One small step for lawyers, one somewhat bigger step for cannabis legitimacy.
Recently, Shabnam Malek founded the National Cannabis Bar Association. The mission of the NCBA is to be, “a specialty bar association dedicated to providing attorneys in the cannabis industry with educational and networking opportunities to help them better serve cannabis businesses.”
According to Malek, more and more states will follow the example of Colorado, Washington, Oregon, Alaska and the District of Columbia by either decriminalizing or outright legalizing cannabis. When that happens, he foresees the legal issues growing more complicated before they get more rational.

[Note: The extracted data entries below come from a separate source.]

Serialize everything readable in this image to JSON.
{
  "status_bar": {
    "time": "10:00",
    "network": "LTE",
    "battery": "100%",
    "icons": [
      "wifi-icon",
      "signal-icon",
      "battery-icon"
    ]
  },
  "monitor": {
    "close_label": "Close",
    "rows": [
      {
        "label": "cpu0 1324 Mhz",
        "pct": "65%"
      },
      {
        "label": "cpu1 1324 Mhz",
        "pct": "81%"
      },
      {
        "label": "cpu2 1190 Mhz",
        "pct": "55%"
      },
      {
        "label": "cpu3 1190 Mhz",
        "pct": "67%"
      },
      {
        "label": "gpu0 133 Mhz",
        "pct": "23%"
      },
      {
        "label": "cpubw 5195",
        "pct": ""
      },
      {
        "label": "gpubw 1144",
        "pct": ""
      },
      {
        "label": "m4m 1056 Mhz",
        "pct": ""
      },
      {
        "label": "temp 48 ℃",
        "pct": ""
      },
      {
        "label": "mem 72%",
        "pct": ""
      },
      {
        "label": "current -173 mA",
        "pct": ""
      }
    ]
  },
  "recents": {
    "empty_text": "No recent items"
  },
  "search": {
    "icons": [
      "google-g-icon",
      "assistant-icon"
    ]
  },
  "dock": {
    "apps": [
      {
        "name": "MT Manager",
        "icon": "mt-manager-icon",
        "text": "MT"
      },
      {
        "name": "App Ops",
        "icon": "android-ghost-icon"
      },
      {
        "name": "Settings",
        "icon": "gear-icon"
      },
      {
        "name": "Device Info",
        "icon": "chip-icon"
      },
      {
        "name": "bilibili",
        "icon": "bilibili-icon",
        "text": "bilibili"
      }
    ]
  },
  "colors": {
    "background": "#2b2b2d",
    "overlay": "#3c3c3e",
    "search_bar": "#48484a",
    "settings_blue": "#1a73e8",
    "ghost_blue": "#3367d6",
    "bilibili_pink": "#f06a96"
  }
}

Really, the NCBA is a bold step towards legitimacy. When money and attorneys begin to flock toward an industry, the writing is all but on the wall that it is going to be here for the long haul.
And this is most definitely an industry that needs a robust legal system in place. Until the federal government pulls its collective head from its collective ass and reschedules cannabis accurately (it should be more on par with caffeine than with heroin), lawyers are going to be a necessity.

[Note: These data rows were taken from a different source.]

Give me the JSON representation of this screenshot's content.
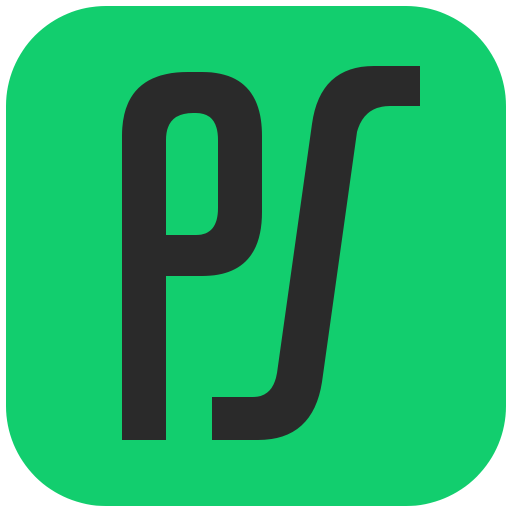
{
  "icon": {
    "name": "ps-app-icon",
    "logo_text": "ps",
    "background_color": "#12CE6E",
    "glyph_color": "#2A2A2A"
  }
}
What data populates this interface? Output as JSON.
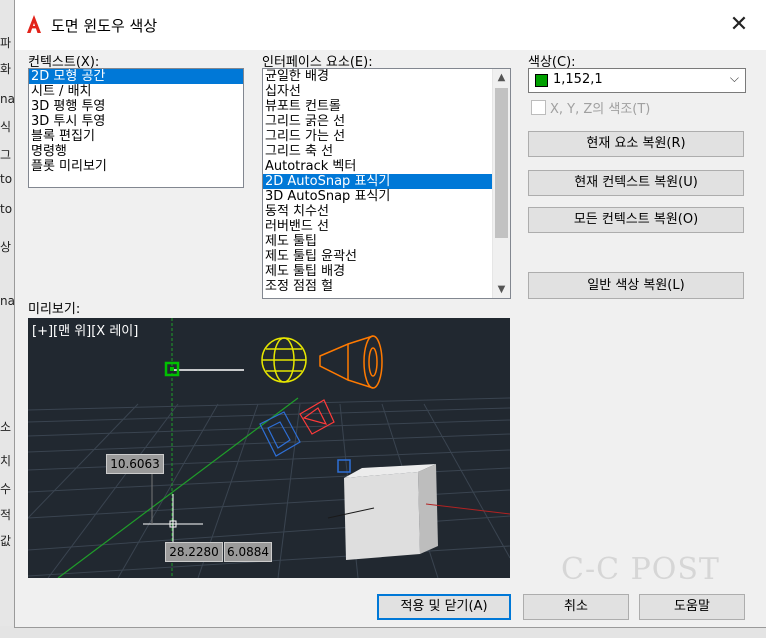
{
  "background": {
    "strip_letters": [
      "파",
      "화",
      "na",
      "식",
      "그",
      "to",
      "to",
      "상",
      "na",
      "소",
      "치",
      "수",
      "적",
      "값"
    ]
  },
  "dialog": {
    "title": "도면 윈도우 색상",
    "close_glyph": "✕"
  },
  "context": {
    "label": "컨텍스트(X):",
    "items": [
      "2D 모형 공간",
      "시트 / 배치",
      "3D 평행 투영",
      "3D 투시 투영",
      "블록 편집기",
      "명령행",
      "플롯 미리보기"
    ],
    "selected_index": 0
  },
  "interface": {
    "label": "인터페이스 요소(E):",
    "items": [
      "균일한 배경",
      "십자선",
      "뷰포트 컨트롤",
      "그리드 굵은 선",
      "그리드 가는 선",
      "그리드 축 선",
      "Autotrack 벡터",
      "2D AutoSnap 표식기",
      "3D AutoSnap 표식기",
      "동적 치수선",
      "러버밴드 선",
      "제도 툴팁",
      "제도 툴팁 윤곽선",
      "제도 툴팁 배경",
      "조정 점점 헐"
    ],
    "selected_index": 7
  },
  "color": {
    "label": "색상(C):",
    "value": "1,152,1",
    "swatch": "#00a000",
    "checkbox_label": "X, Y, Z의 색조(T)",
    "checkbox_checked": false,
    "checkbox_enabled": false
  },
  "buttons": {
    "restore_element": "현재 요소 복원(R)",
    "restore_context": "현재 컨텍스트 복원(U)",
    "restore_all_contexts": "모든 컨텍스트 복원(O)",
    "restore_classic": "일반 색상 복원(L)",
    "apply_close": "적용 및 닫기(A)",
    "cancel": "취소",
    "help": "도움말"
  },
  "preview": {
    "label": "미리보기:",
    "viewport_label": "[+][맨 위][X 레이]",
    "dim1": "10.6063",
    "dim2": "28.2280",
    "dim3": "6.0884"
  },
  "watermark": "C-C POST"
}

Even after that, there are just no laws that exist to set precedent in the cannabis space. When weed was entirely illegal, it really didn’t matter what people were doing with it and what their legal troubles were. You had weed, you broke the law. End of story. There was no cause for the minutia and stark definition of statutes that comes from legit enterprise.

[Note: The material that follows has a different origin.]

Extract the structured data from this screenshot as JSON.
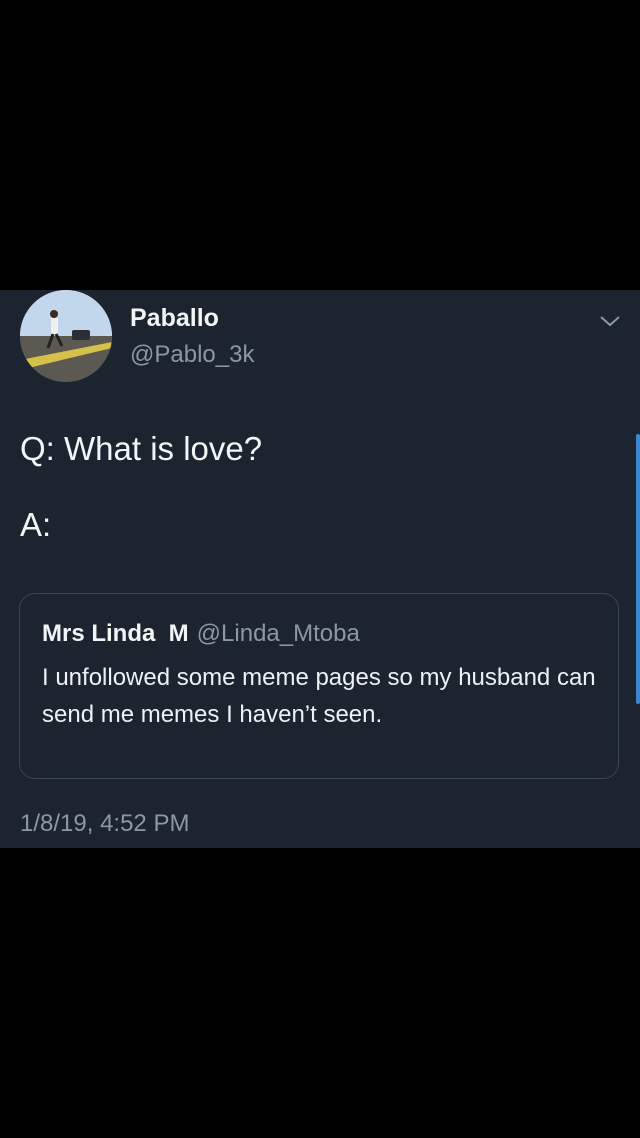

It’s a double edged sword. It is good for the movement over all, but it is simultaneously a coffin nail for the simple days of cannabis, before it was sucked into the morass of capitalism. Mostly, though, I’m happy about it. There is little we (or anyone else) can do that will stop the wheel of progress. If we are going to be in a world that welcomes weed, we should damn well have some cannabis lawyers out there to make sure we don’t smoke ourselves into trouble.